Mid-week market update: I recently pointed out that the S&P 500 was becoming overbought and poised for a consolidation or pullback. The 14-day RSI had reached the overbought zone and the percentage of S&P 500 stocks above their 20 dma exceeded 90%. The market tried to rally today, but failed. Is this the correction?


Corrections can occur in price or time. The market could pull back (price) or the market could consolidate sideways (time).


The case for a sideways consolidation

I am inclined to believe that we are experiencing a sideways consolidation, or a correction in time. In a strong bull market, dip buyers can be disappointed as prices may not correct in accordance with conventional technical analysis techniques. This may be one of those cases. The accompanying chart shows the S&P 500 using one-hour ticks. For much of this year, the market has pulled back whenever the 14-hour RSI reached 90 (red vertical lines) and corrective episodes have reached a minimum of 50. The market achieved that objective yesterday and today even though the percentage above 20 dma remains elevated.



Buy signals everywhere

I am seeing buy signals everywhere. Bloomberg reported a surge of insider buying, though readings are not as strong as the 2020 COVID panic bottom.

As of Monday, almost 900 corporate insiders have purchased their own stock in November, more than double the previous month. While the number of sellers also rose, the pace of increases was smaller. As a result, the buy-sell ratio jumped to 0.54, the highest level since May.


The buying impetus pales next to March 2020, when insider buyers outnumbered sellers by a ratio of 2-to-1 at the exact bottom of the pandemic crash. Still, the bullish stance is a departure from July, when stocks climbed and insiders rushed to dump stocks. That exit proved prescient as the S&P 500 sank 10% over the following three months

Moreover, stock prices are supported by corporate buybacks.

After refraining from buybacks earlier this year, American firms are now embracing them. Repurchases among BofA’s clients have stayed above seasonal levels for three weeks in a row, including one in which a record $4.8 billion was bought, according to data compiled by the firm’s strategists including Jill Carey Hall and Savita Subramanian.


Corporate buybacks will likely be running at $5 billion a day until the market enters an earnings-related blackout on Dec. 8, according to Scott Rubner, a managing director at Goldman, who has studied the flow of funds for two decades. Once the blackout window opens, the flow may drop by 35%, he estimates.
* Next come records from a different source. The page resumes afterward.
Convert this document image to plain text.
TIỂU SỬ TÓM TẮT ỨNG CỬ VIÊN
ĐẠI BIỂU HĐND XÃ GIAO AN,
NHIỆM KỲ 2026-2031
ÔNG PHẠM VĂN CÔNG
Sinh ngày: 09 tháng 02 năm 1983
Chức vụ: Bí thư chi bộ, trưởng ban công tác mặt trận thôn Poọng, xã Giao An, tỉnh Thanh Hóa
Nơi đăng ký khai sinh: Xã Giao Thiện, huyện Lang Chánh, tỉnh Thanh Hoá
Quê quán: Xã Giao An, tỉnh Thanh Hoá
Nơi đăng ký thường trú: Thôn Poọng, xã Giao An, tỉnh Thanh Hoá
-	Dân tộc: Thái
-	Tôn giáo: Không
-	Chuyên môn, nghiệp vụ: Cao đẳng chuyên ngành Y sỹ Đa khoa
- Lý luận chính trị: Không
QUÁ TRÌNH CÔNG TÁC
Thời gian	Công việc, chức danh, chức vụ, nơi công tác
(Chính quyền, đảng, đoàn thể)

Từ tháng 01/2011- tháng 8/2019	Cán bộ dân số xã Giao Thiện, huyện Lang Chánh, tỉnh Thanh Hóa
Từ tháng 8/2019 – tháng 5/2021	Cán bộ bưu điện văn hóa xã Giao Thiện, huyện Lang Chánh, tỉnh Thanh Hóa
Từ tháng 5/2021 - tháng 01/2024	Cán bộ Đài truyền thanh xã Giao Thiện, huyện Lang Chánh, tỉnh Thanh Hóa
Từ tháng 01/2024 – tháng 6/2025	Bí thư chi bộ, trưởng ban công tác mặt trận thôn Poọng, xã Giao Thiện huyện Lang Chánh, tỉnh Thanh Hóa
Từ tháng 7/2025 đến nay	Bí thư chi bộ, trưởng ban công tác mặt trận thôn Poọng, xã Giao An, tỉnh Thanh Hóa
Dean Christians at SentimenTrader highlighted a trading system based on Goldman’s Financial Conditions Index just flashed a buy signal.


Charlie McElligott at Nomura believes that in the absence of a central bank surprise, risk assets likely to grind higher into year-end.
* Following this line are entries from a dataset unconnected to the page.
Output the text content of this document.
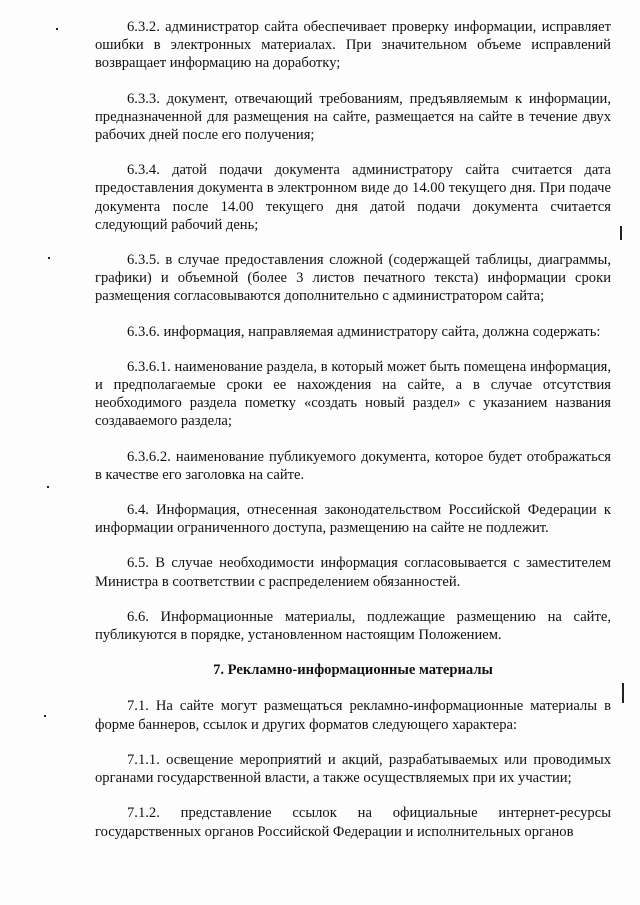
6.3.2. администратор сайта обеспечивает проверку информации, исправляет ошибки в электронных материалах. При значительном объеме исправлений возвращает информацию на доработку;

6.3.3. документ, отвечающий требованиям, предъявляемым к информации, предназначенной для размещения на сайте, размещается на сайте в течение двух рабочих дней после его получения;

6.3.4. датой подачи документа администратору сайта считается дата предоставления документа в электронном виде до 14.00 текущего дня. При подаче документа после 14.00 текущего дня датой подачи документа считается следующий рабочий день;

6.3.5. в случае предоставления сложной (содержащей таблицы, диаграммы, графики) и объемной (более 3 листов печатного текста) информации сроки размещения согласовываются дополнительно с администратором сайта;

6.3.6. информация, направляемая администратору сайта, должна содержать:

6.3.6.1. наименование раздела, в который может быть помещена информация, и предполагаемые сроки ее нахождения на сайте, а в случае отсутствия необходимого раздела пометку «создать новый раздел» с указанием названия создаваемого раздела;

6.3.6.2. наименование публикуемого документа, которое будет отображаться в качестве его заголовка на сайте.

6.4. Информация, отнесенная законодательством Российской Федерации к информации ограниченного доступа, размещению на сайте не подлежит.

6.5. В случае необходимости информация согласовывается с заместителем Министра в соответствии с распределением обязанностей.

6.6. Информационные материалы, подлежащие размещению на сайте, публикуются в порядке, установленном настоящим Положением.

7. Рекламно-информационные материалы

7.1. На сайте могут размещаться рекламно-информационные материалы в форме баннеров, ссылок и других форматов следующего характера:

7.1.1. освещение мероприятий и акций, разрабатываемых или проводимых органами государственной власти, а также осуществляемых при их участии;

7.1.2. представление ссылок на официальные интернет-ресурсы государственных органов Российской Федерации и исполнительных органов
Tactically, Friday December 1 could be subject to bearish seasonality, according to Jeffrey Hirsch. If you’re waiting for an opportunity to buy the dip, this might be it.
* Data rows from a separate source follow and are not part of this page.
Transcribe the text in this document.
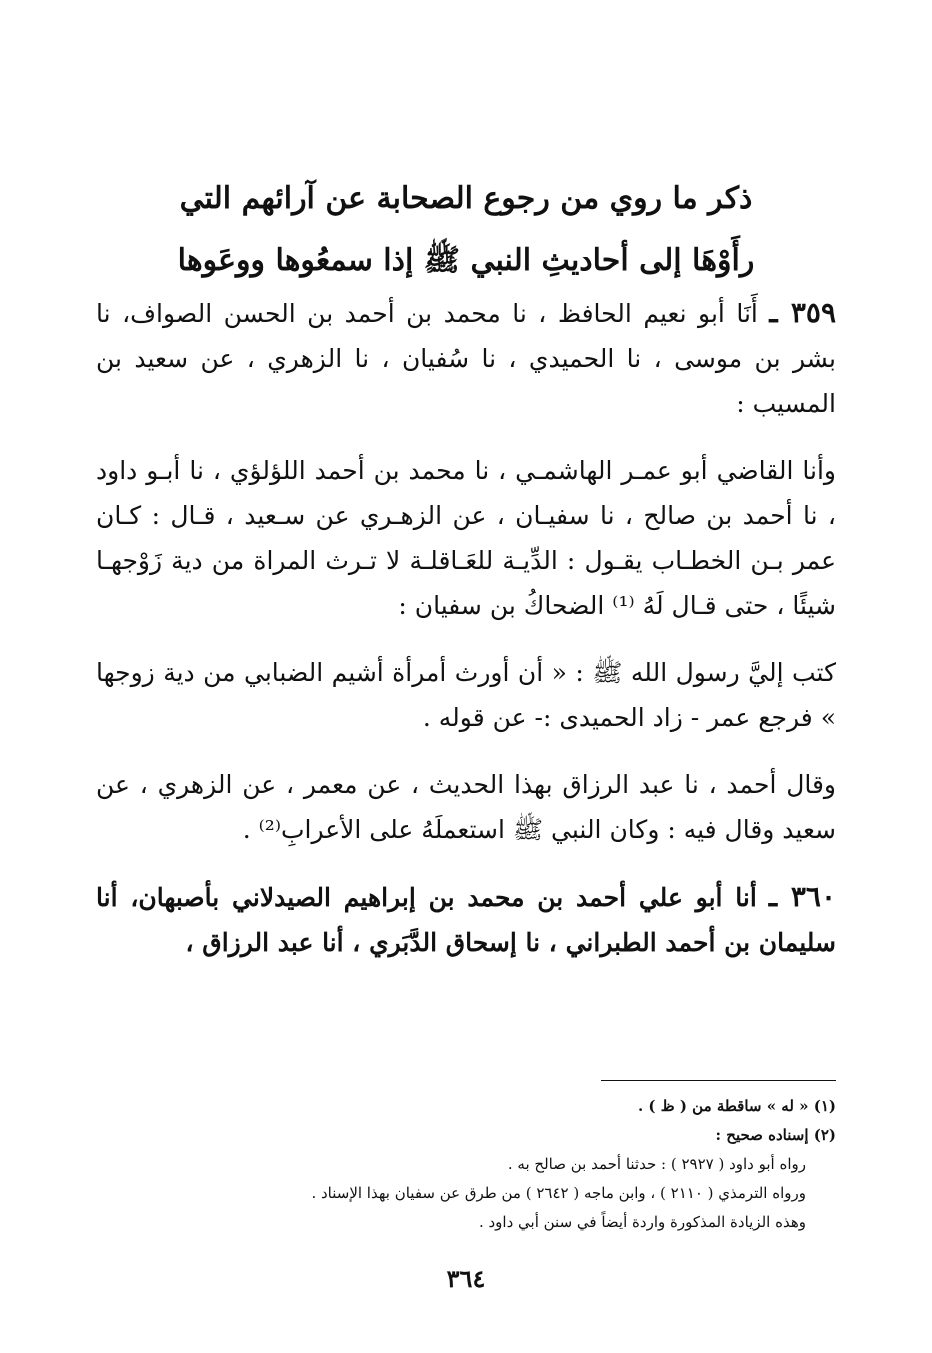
ذكر ما روي من رجوع الصحابة عن آرائهم التي
رأَوْهَا إلى أحاديثِ النبي ﷺ إذا سمعُوها ووعَوها

٣٥٩ ـ أَنَا أبو نعيم الحافظ ، نا محمد بن أحمد بن الحسن الصواف، نا بشر بن موسى ، نا الحميدي ، نا سُفيان ، نا الزهري ، عن سعيد بن المسيب :

وأنا القاضي أبو عمـر الهاشمـي ، نا محمد بن أحمد اللؤلؤي ، نا أبـو داود ، نا أحمد بن صالح ، نا سفيـان ، عن الزهـري عن سـعيد ، قـال : كـان عمر بـن الخطـاب يقـول : الدِّيـة للعَـاقلـة لا تـرث المراة من دية زَوْجهـا شيئًا ، حتى قـال لَهُ ⁽¹⁾ الضحاكُ بن سفيان :

كتب إليَّ رسول الله ﷺ : « أن أورث أمرأة أشيم الضبابي من دية زوجها » فرجع عمر - زاد الحميدى :- عن قوله .

وقال أحمد ، نا عبد الرزاق بهذا الحديث ، عن معمر ، عن الزهري ، عن سعيد وقال فيه : وكان النبي ﷺ استعملَهُ على الأعرابِ⁽²⁾ .

٣٦٠ ـ أنا أبو علي أحمد بن محمد بن إبراهيم الصيدلاني بأصبهان، أنا سليمان بن أحمد الطبراني ، نا إسحاق الدَّبَري ، أنا عبد الرزاق ،

(١) « له » ساقطة من ( ظ ) .

(٢) إسناده صحيح :

رواه أبو داود ( ٢٩٢٧ ) : حدثنا أحمد بن صالح به .

ورواه الترمذي ( ٢١١٠ ) ، وابن ماجه ( ٢٦٤٢ ) من طرق عن سفيان بهذا الإسناد .

وهذه الزيادة المذكورة واردة أيضاً في سنن أبي داود .

٣٦٤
My inner trader remains bullishly positioned. The usual disclaimers apply to my trading positions.

I would like to add a note about the disclosure of my trading account after discussions with some readers. I disclose the direction of my trading exposure to indicate any potential conflicts. I use leveraged ETFs because the account is a tax-deferred account that does not allow margin trading and my degree of exposure is a relatively small percentage of the account. It emphatically does not represent an endorsement that you should follow my use of these products to trade their own account.  Leverage ETFs have a known decay problem that don’t make the suitable for anything other than short-term trading. You have to determine and be responsible for your own risk tolerance and pain thresholds. Your own mileage will and should vary.



Disclaimer: Long SPXL

2 thoughts on “A correction in price, or time?

  1. I yet feel that any appreciation from here is dependent on interest rates. The market has bought the notion that the Federal Reserve is done raising rates and will now lower them. To reduce interest rates one out of the three things has to happen: a soft landing, a meaningful slow down in the economy or a sharp recession. The market is betting on one of the three scenario.
    Everybody has drunk the same cool aid. With excessive crowding in the seven stocks any disappointment will be sharp and painful.

  2. The 493 S&P stocks have gone nowhere in 2023 and they may have been held back in this latest rally with tax-loss selling pressure that usually ends around now.

    Confirming this has started, I see the Dow Jones Market Neutral Low Momentum Index up 2% today with its High Momentum up only 0.3%. This is market neutral so there is not a big tilt to Tech doing this. In the market neutral high momentum, are the winning stocks that have weathered the rate rising storm well in each industry sector. The low momentum that just shot up are the laggards in each industry sector.

    This could likely mean the market had a TWIST today, amazing as that seems after such a strong market rally.

    So, the next phase of this rally will be the broadening out of the party.